Due scritti di Primo Moroni, tratti da “La luna sotto casa. Milano tra rivolta esistenziale e movimenti politici” (Shake Edizioni)
Whisky-a-gogo. Negli anni Sessanta chiude una serie di sale da ballo e nasce un nuovo tipo di locale, il whisky-a-gogo. La caratteristica fondamentale di questi luoghi è che bisogna entrare accompagnati. Bisogna essere in coppia. Dunque non ci si può entrare per “cuccare”, per cercare la ragazza, per avere un incrocio con l’altro sesso. Sono ovviamente favoriti i giovani che hanno una frequentazione scolastica e un circuito amicale: è poco piacevole andarci con la sorella… Nei whisky-a-gogo il costo d’ingresso comprende una consumazione, l’ambiente è elegante, la musica è riprodotta con i dischi, non c’è più l’orchestra che prima era sempre presente nelle sale da ballo. Nei quartieri popolari, la nascita di questi locali è interpretata come genericamente classista, anche se non con un significato politico-ideologico, i vetri di alcuni di questi locali (in Duomo e in piazza Biancamano) nei primi mesi di apertura vengono presi a sassate.

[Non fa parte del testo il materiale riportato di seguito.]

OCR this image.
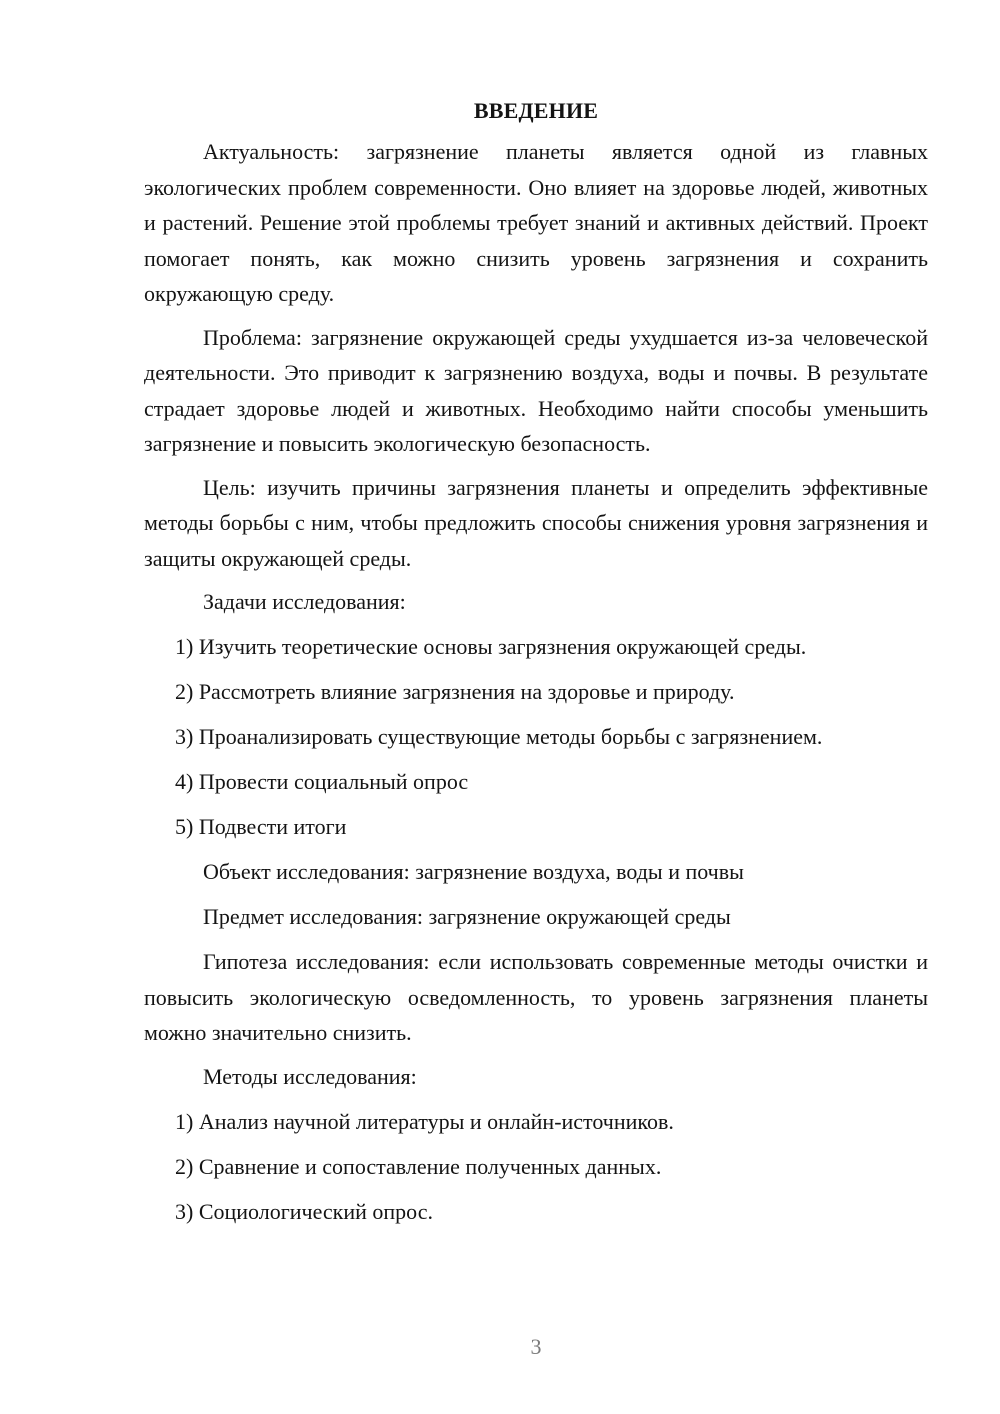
ВВЕДЕНИЕ

Актуальность: загрязнение планеты является одной из главных экологических проблем современности. Оно влияет на здоровье людей, животных и растений. Решение этой проблемы требует знаний и активных действий. Проект помогает понять, как можно снизить уровень загрязнения и сохранить окружающую среду.

Проблема: загрязнение окружающей среды ухудшается из-за человеческой деятельности. Это приводит к загрязнению воздуха, воды и почвы. В результате страдает здоровье людей и животных. Необходимо найти способы уменьшить загрязнение и повысить экологическую безопасность.

Цель: изучить причины загрязнения планеты и определить эффективные методы борьбы с ним, чтобы предложить способы снижения уровня загрязнения и защиты окружающей среды.

Задачи исследования:
1) Изучить теоретические основы загрязнения окружающей среды.
2) Рассмотреть влияние загрязнения на здоровье и природу.
3) Проанализировать существующие методы борьбы с загрязнением.
4) Провести социальный опрос
5) Подвести итоги
Объект исследования: загрязнение воздуха, воды и почвы
Предмет исследования: загрязнение окружающей среды

Гипотеза исследования: если использовать современные методы очистки и повысить экологическую осведомленность, то уровень загрязнения планеты можно значительно снизить.

Методы исследования:
1) Анализ научной литературы и онлайн-источников.
2) Сравнение и сопоставление полученных данных.
3) Социологический опрос.
3
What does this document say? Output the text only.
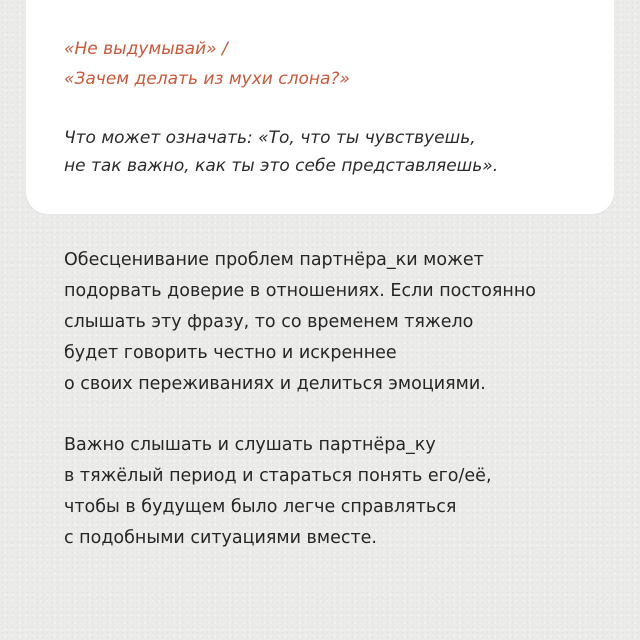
«Не выдумывай» /
«Зачем делать из мухи слона?»

Что может означать: «То, что ты чувствуешь,
не так важно, как ты это себе представляешь».

Обесценивание проблем партнёра_ки может
подорвать доверие в отношениях. Если постоянно
слышать эту фразу, то со временем тяжело
будет говорить честно и искреннее
о своих переживаниях и делиться эмоциями.

Важно слышать и слушать партнёра_ку
в тяжёлый период и стараться понять его/её,
чтобы в будущем было легче справляться
с подобными ситуациями вместе.
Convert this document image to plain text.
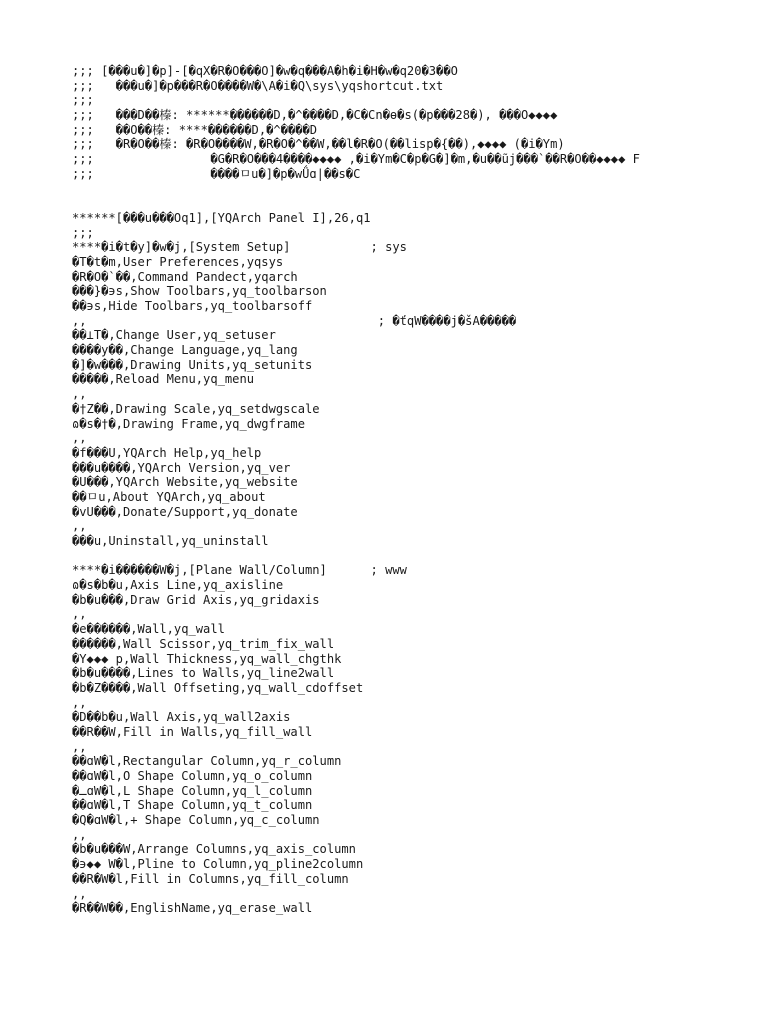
;;; [���u�]�p]-[�qX�R�O���O]�w�q���A�h�i�H�w�q20�3��O
;;;   ���u�]�p���R�O����W�\A�i�Q\sys\yqshortcut.txt
;;;
;;;   ���D��榛: ******������D,�^����D,�C�Cn�ө�s(�p���28�), ���O◆◆◆◆
;;;   ��O��榛: ****������D,�^����D
;;;   �R�O��榛: �R�O����W,�R�O�^��W,��l�R�O(��lisp�{��),◆◆◆◆ (�i�Ym)
;;;                �G�R�O���4����◆◆◆◆ ,�i�Ym�C�p�G�]�m,�u��ũj���`��R�O��◆◆◆◆ F
;;;                ����ㅁu�]�p�wǗɑ|��s�C
******[���u���Oq1],[YQArch Panel I],26,q1
;;;
****�i�t�y]�w�j,[System Setup]           ; sys
�T�t�m,User Preferences,yqsys
�R�O�`��,Command Pandect,yqarch
���}�϶s,Show Toolbars,yq_toolbarson
��϶s,Hide Toolbars,yq_toolbarsoff
,,                                        ; �ťqW����j�šA�����
��⊥T�,Change User,yq_setuser
����y��,Change Language,yq_lang
�]�w���,Drawing Units,yq_setunits
�����,Reload Menu,yq_menu
,,
�†Z��,Drawing Scale,yq_setdwgscale
ɷ�s�†�,Drawing Frame,yq_dwgframe
,,
�f���U,YQArch Help,yq_help
���u����,YQArch Version,yq_ver
�U���,YQArch Website,yq_website
��ㅁu,About YQArch,yq_about
�vU���,Donate/Support,yq_donate
,,
���u,Uninstall,yq_uninstall
****�i������W�j,[Plane Wall/Column]      ; www
ɷ�s�b�u,Axis Line,yq_axisline
�b�u���,Draw Grid Axis,yq_gridaxis
,,
�e������,Wall,yq_wall
������,Wall Scissor,yq_trim_fix_wall
�Y◆◆◆ p,Wall Thickness,yq_wall_chgthk
�b�u����,Lines to Walls,yq_line2wall
�b�Z����,Wall Offseting,yq_wall_cdoffset
,,
�D��b�u,Wall Axis,yq_wall2axis
��R��W,Fill in Walls,yq_fill_wall
,,
��ɑW�l,Rectangular Column,yq_r_column
��ɑW�l,O Shape Column,yq_o_column
�ـɑW�l,L Shape Column,yq_l_column
��ɑW�l,T Shape Column,yq_t_column
�Q�ɑW�l,+ Shape Column,yq_c_column
,,
�b�u���W,Arrange Columns,yq_axis_column
�϶◆◆ W�l,Pline to Column,yq_pline2column
��R�W�l,Fill in Columns,yq_fill_column
,,
�R��W��,EnglishName,yq_erase_wall
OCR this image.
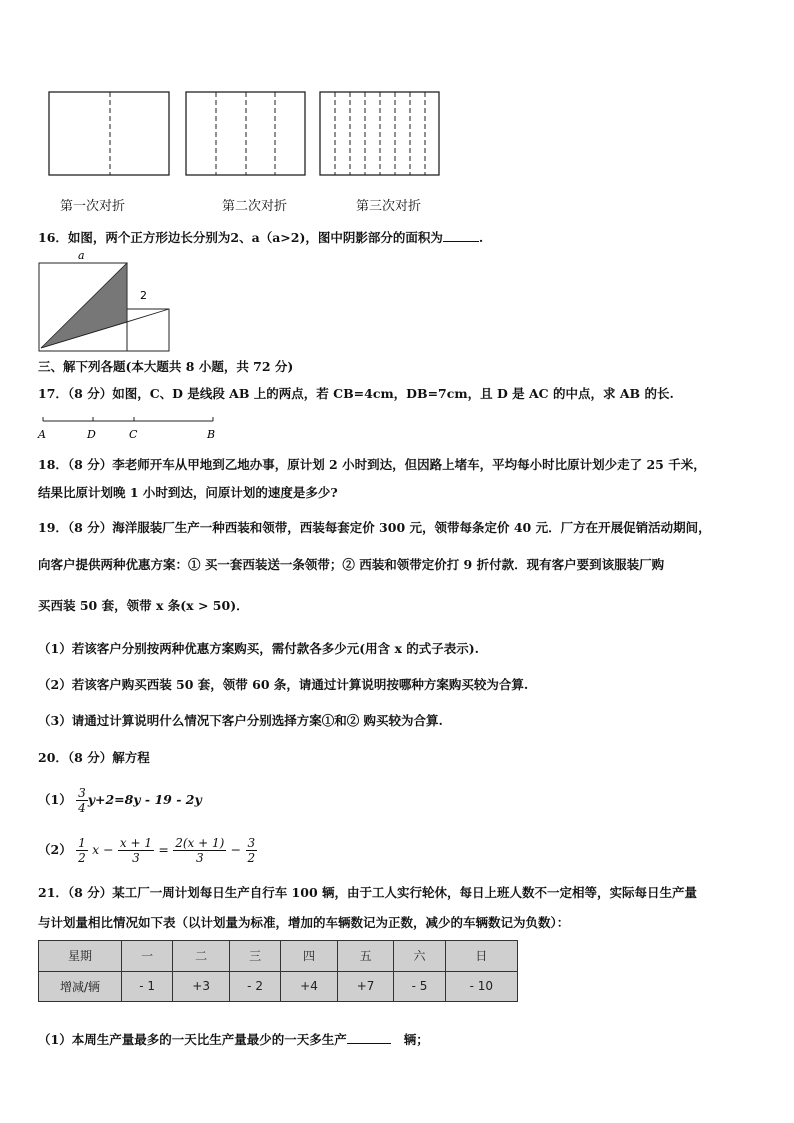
第一次对折	第二次对折	第三次对折
16．如图，两个正方形边长分别为2、a（a>2)，图中阴影部分的面积为	.
a
2
三、解下列各题(本大题共 8 小题，共 72 分)
17．（8 分）如图，C、D 是线段 AB 上的两点，若 CB=4cm，DB=7cm，且 D 是 AC 的中点，求 AB 的长.
A	D	C	B
18．（8 分）李老师开车从甲地到乙地办事，原计划 2 小时到达，但因路上堵车，平均每小时比原计划少走了 25 千米，
结果比原计划晚 1 小时到达，问原计划的速度是多少?
19．（8 分）海洋服装厂生产一种西装和领带，西装每套定价 300 元，领带每条定价 40 元．厂方在开展促销活动期间，
向客户提供两种优惠方案：① 买一套西装送一条领带；② 西装和领带定价打 9 折付款．现有客户要到该服装厂购
买西装 50 套，领带 x 条(x > 50)．
（1）若该客户分别按两种优惠方案购买，需付款各多少元(用含 x 的式子表示).
（2）若该客户购买西装 50 套，领带 60 条，请通过计算说明按哪种方案购买较为合算.
（3）请通过计算说明什么情况下客户分别选择方案①和② 购买较为合算.
20．（8 分）解方程
$(1) \frac{3}{4} y+2=8y - 19 - 2y$
$(2) \frac{1}{2}$ $x - \frac{x + 1}{3} = \frac{2(x + 1)}{3} - \frac{3}{2}$
21．（8 分）某工厂一周计划每日生产自行车 100 辆，由于工人实行轮休，每日上班人数不一定相等，实际每日生产量
与计划量相比情况如下表（以计划量为标准，增加的车辆数记为正数，减少的车辆数记为负数）：
星期	一	二	三	四	五	六	日
增减/辆	- 1	+3	- 2	+4	+7	- 5	- 10
（1）本周生产量最多的一天比生产量最少的一天多生产	辆；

I Teddy Boys. Nel 1960, mentre a Genova i giovani contestano il sistema dei partiti e si oppongono al governo Tambroni, a Milano si sviluppa una nuova forma di aggregazione giovanile, quella dei Teddy Boys. Questi gruppi sono l’immagine della distruzione territoriale e sociale dei quartieri e nascono al Giambellino, alla Baia del Re, in zone storicamente segnate dalla malavita, tra gli sfrattati del centro espulsi nel quartiere dell’Ortica. I Teddy Boys non sono durati molto, ma hanno avuto una incredibile celebrità e attorno a questo fenomeno sono stati fatti diversi convegni. Giravano in moto, con giubbotti tipo chiodo, ma erano in realtà vecchie giacche di pelle da operaio che avevano recuperato per imitare lo stile di Marlon Brando ne “Il selvaggio”. Le bande degli anni precedenti, sostanzialmente, cercano al proprio interno una identità di gruppo, mentre i Teddy Boys erano giovani “arrabbiati” alla ricerca della rissa, reagivano all’emarginazione con la violenza e dalla periferia raggiungevano il centro della città. La loro connotazione politico-culturale era confusa, avevano di certo la consapevolezza di essere stati buttati fuori dai luoghi della cultura dell’innovazione per essere gettati allo Stadera, al Giambellino, all’Ortica. Calavano la sera verso il centro di Milano, in cui c’era una vita notturna molto intensa, puntavano quelli vestiti bene, scendevano dalla moto, li menavano senza motivo, poi se ne andavano. Così come erano apparsi misteriosamente, sono altrettanto misteriosamente scomparsi.